How Working with Teachers Impacted My Work: Historians Reflect on the Value of Education Outreach

AHA Session 185
Saturday, January 6, 2018: 10:30 AM-12:00 PM
Blue Room Prefunction (Omni Shoreham, East Lobby)
Chair:
Andy Mink, National Humanities Center
Panel:
Luis Martinez-Fernandez, University of Central Florida
Joshua Reid, University of Washington
Andrew Jackson O'Shaughnessy, Robert H. Smith International Center for Jefferson Studies, Monticello

Session Abstract

A common model for outreach and professional development workshops and programs features the academic historian as a lecturer in order to impart understanding to an audience of in-service teachers. This role makes sense because the expertise and experience of the university professional gives the teaching audience access to research and scholarship that help strengthen their instruction. This content is imparted in a variety of ways: lectures and talks, small group seminars and discussions, online webinars and video conferences, even graduate level coursework. The teacher relies on their own pedagogical expertise to integrate their new knowledge into their curriculum.

 This model is an effective way for teachers to remain engaged with emerging scholarship. But how does this kind of relationship impact the university scholar? If their role is simply to impart knowledge that they are passionate about as researchers, then the benefits are mostly intrinsic. How can professional development programs be designed so that they benefit the scholar, the researcher, the academic in meaningful professional ways as well?

 This panel will feature four academic historians who have participated and led project-based professional development as colleagues with middle and secondary level educators. Each panelist will detail their work with teachers and how it has impacted their careers, contributed to their research, and provided them with innovative new understandings of teaching and learning. The goals of this panel are to illustrate that the best practices of project-based work serve to benefit the university professional.

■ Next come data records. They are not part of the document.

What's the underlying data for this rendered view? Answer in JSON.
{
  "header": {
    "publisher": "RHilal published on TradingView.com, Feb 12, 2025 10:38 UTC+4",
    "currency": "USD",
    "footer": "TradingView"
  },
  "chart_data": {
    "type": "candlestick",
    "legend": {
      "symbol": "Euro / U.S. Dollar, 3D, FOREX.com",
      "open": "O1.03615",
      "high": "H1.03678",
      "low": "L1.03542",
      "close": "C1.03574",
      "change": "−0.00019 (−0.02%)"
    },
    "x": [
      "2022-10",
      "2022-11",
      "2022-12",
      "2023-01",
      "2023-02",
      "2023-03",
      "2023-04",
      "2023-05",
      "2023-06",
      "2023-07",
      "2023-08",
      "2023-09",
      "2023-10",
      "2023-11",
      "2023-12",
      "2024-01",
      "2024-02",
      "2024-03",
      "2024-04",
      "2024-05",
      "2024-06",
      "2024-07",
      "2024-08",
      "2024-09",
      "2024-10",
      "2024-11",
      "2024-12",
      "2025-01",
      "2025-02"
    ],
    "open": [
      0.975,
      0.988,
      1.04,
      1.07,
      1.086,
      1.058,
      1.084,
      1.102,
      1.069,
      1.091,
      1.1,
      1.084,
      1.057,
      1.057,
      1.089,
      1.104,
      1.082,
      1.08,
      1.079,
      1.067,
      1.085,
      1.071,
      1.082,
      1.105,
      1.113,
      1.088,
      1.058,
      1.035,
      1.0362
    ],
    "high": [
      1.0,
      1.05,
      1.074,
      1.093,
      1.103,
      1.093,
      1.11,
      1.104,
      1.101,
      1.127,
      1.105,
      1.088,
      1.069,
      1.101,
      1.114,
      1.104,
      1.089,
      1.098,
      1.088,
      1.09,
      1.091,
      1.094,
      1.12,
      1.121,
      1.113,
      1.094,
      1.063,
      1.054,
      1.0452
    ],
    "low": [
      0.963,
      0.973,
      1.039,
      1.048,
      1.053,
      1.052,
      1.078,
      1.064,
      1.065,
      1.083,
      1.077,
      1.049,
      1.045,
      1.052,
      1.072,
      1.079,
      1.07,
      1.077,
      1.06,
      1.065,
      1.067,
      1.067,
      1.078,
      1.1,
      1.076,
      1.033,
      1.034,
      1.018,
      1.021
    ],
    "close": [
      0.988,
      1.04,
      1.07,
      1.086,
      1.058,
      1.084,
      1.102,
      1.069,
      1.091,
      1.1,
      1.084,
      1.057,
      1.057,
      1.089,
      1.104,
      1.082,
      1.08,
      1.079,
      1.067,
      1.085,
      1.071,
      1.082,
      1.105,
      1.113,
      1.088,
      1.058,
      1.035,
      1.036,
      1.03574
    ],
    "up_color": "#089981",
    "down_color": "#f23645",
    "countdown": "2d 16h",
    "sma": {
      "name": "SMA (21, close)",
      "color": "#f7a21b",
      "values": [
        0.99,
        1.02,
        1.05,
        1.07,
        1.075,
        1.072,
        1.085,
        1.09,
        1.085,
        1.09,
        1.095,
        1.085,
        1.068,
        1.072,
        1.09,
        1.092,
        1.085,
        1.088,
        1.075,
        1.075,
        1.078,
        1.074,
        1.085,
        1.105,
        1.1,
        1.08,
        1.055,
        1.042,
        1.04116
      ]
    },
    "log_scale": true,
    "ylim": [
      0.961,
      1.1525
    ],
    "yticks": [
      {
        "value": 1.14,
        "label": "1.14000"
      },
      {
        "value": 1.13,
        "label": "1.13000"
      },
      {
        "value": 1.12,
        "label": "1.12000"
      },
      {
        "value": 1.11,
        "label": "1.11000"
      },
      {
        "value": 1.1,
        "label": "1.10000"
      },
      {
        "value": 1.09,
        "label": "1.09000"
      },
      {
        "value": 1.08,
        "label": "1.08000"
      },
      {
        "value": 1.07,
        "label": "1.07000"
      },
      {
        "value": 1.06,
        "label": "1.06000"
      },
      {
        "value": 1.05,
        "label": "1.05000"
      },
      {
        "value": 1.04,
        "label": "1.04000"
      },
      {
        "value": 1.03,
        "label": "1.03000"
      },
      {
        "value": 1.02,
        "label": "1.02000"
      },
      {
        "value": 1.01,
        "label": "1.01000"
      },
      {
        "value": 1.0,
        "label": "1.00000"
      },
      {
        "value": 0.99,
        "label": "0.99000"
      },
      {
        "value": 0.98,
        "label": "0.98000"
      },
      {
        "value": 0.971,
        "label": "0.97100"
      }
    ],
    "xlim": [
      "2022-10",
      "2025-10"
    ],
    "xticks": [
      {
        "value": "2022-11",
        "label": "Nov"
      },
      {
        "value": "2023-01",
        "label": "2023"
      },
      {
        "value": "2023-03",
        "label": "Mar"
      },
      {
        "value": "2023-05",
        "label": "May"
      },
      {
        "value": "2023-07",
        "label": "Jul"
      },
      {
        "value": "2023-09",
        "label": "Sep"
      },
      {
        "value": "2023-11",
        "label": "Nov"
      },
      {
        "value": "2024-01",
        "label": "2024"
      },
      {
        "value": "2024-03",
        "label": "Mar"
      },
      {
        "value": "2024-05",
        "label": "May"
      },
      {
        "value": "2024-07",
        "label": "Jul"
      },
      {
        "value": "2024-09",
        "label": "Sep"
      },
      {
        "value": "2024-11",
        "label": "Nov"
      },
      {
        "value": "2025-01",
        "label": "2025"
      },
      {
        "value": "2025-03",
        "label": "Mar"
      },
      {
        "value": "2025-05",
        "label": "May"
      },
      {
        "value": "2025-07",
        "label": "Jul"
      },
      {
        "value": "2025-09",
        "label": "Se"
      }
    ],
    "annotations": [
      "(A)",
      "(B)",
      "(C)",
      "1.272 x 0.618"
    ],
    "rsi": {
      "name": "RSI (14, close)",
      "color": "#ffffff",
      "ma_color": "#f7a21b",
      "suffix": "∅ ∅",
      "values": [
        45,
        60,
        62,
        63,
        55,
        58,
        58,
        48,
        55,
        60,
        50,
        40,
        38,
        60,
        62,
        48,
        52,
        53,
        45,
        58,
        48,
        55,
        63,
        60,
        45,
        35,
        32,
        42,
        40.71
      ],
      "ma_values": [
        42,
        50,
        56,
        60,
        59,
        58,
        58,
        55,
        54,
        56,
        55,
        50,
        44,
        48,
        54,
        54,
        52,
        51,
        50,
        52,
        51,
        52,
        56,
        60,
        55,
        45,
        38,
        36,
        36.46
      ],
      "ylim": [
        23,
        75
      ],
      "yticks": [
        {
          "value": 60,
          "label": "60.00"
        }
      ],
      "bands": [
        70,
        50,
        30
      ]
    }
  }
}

 Dr. Josh Reid, Associate Professor of History at University of Washington, will discuss his work in curriculum development that focus on the tribal nations in Washington State. These collaborations with the Makah Tribal Nation and the Smithsonian allow him to work side-by-side with educators to develop rich instructional resources that imbed his scholarship – but also inform his research.

 Dr. Luis Martinez-Fernandez, History Professor at University of Central Florida, has worked in a field-based research project with teachers in Barbados. Drawing on his expertise in Latin America studies, his role became more than academic advisor on the Transatlantic Slave Trade. Instead, his own scholarly projects were impacted by the pedagogical lens that the team used to investigate the cultural landscape of the Atlantic Caribbean.

 Dr. Andrew O’Shaunnessy is the Vice President of Monticello, the Saunders Director of the Robert H. Smith International Center for Jefferson Studies at the Thomas Jefferson Foundation and Professor of History at the University of Virginia. His panel presentation will focus on his work with a research-based team that mined the National Archives in London for primary source materials in order to create geospatial instructional kits. His own research integrated several key details of this research, and he continues to work collaboratively with several teachers after the life of the project.